Il existe cependant une autre partie d’importance égale à l’hippocampe dans le cerveau, le striatum. Elle est constituée de ce qu’on appelle le noyau caudé, qui agit comme une sorte d’«autopilote» et de «système de récompense» – pour nous indiquer par exemple quand nous devons manger, boire, faire l’amour et accomplir toutes ces autres actions qui nous gardent en vie et nous rendent heureux.

Ainsi, 85 pour cent des joueurs utilisent cette partie du cerveau pour naviguer dans un jeu vidéo. Par conséquent, l’hippocampe est moins sollicité, perd des cellules et s’atrophie, mentionne la nouvelle étude.

«Ce ne sont pas tous les jeux qui ont le même effet, ce sont spécifiquement les jeux de tirs à la première personne, et en plus, ce n’est pas sur 100 pour cent de la population, c’est sur 85 pour cent des personnes qui seront attirées vers ces jeux-là, qui eux, dès le départ, ont tendance à chercher plus de récompenses et qui vont utiliser leur noyau codé», a indiqué Mme Bohbot.

M. West et son équipe ont fait traverser aux participants un labyrinthe virtuel sur leur ordinateur, dans le but de dissocier les participants qui recourent à une stratégie d’apprentissage spatial (où leur hippocampe est stimulé) de ceux qui se servent d’une stratégie de réponse par stimulus (ceux qui apprennent par le système de récompense).
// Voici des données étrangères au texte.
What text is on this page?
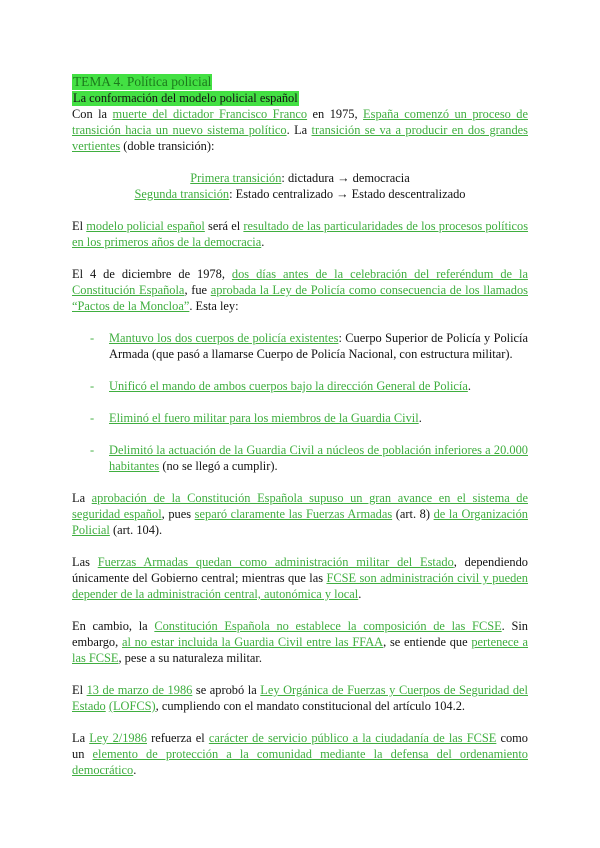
TEMA 4. Política policial
La conformación del modelo policial español

Con la muerte del dictador Francisco Franco en 1975, España comenzó un proceso de transición hacia un nuevo sistema político. La transición se va a producir en dos grandes vertientes (doble transición):

Primera transición: dictadura → democracia

Segunda transición: Estado centralizado → Estado descentralizado

El modelo policial español será el resultado de las particularidades de los procesos políticos en los primeros años de la democracia.

El 4 de diciembre de 1978, dos días antes de la celebración del referéndum de la Constitución Española, fue aprobada la Ley de Policía como consecuencia de los llamados “Pactos de la Moncloa”. Esta ley:

- Mantuvo los dos cuerpos de policía existentes: Cuerpo Superior de Policía y Policía Armada (que pasó a llamarse Cuerpo de Policía Nacional, con estructura militar).
- Unificó el mando de ambos cuerpos bajo la dirección General de Policía.
- Eliminó el fuero militar para los miembros de la Guardia Civil.
- Delimitó la actuación de la Guardia Civil a núcleos de población inferiores a 20.000 habitantes (no se llegó a cumplir).

La aprobación de la Constitución Española supuso un gran avance en el sistema de seguridad español, pues separó claramente las Fuerzas Armadas (art. 8) de la Organización Policial (art. 104).

Las Fuerzas Armadas quedan como administración militar del Estado, dependiendo únicamente del Gobierno central; mientras que las FCSE son administración civil y pueden depender de la administración central, autonómica y local.

En cambio, la Constitución Española no establece la composición de las FCSE. Sin embargo, al no estar incluida la Guardia Civil entre las FFAA, se entiende que pertenece a las FCSE, pese a su naturaleza militar.

El 13 de marzo de 1986 se aprobó la Ley Orgánica de Fuerzas y Cuerpos de Seguridad del Estado (LOFCS), cumpliendo con el mandato constitucional del artículo 104.2.

La Ley 2/1986 refuerza el carácter de servicio público a la ciudadanía de las FCSE como un elemento de protección a la comunidad mediante la defensa del ordenamiento democrático.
Pour se souvenir des chemins qu’ils avaient pris et ne pas perdre de temps à chercher des objets qu’ils avaient déjà trouvés, les joueurs qui utilisent l’apprentissage spatial se sont repérés grâce aux éléments de l’arrière-plan: un rocher, des montagnes, deux arbres. Ceux qui font appel à une stratégie de réponse par stimulus n’ont pas procédé ainsi: ils ont ignoré les points de repère du décor et se sont plutôt appliqués à retenir la séquence de virages à droite et à gauche qu’ils avaient suivie depuis leur position de départ.

«C’est possible, comme avec Super Mario Brothers, de concevoir des jeux qui sont favorables à un hippocampe en bonne santé. Donc, oui, ce sera le défi des compagnies de jeux vidéo de trouver des jeux qui vont être favorables à une bonne santé cognitive», a soutenu Mme Bohbot.

M. West a indiqué qu’une prochaine étude pourrait déterminer de manière plus précise quels aspects du design d’un jeu vidéo contribuent à l’impact sur le cerveau, et quels mécanismes particuliers entrent en jeu.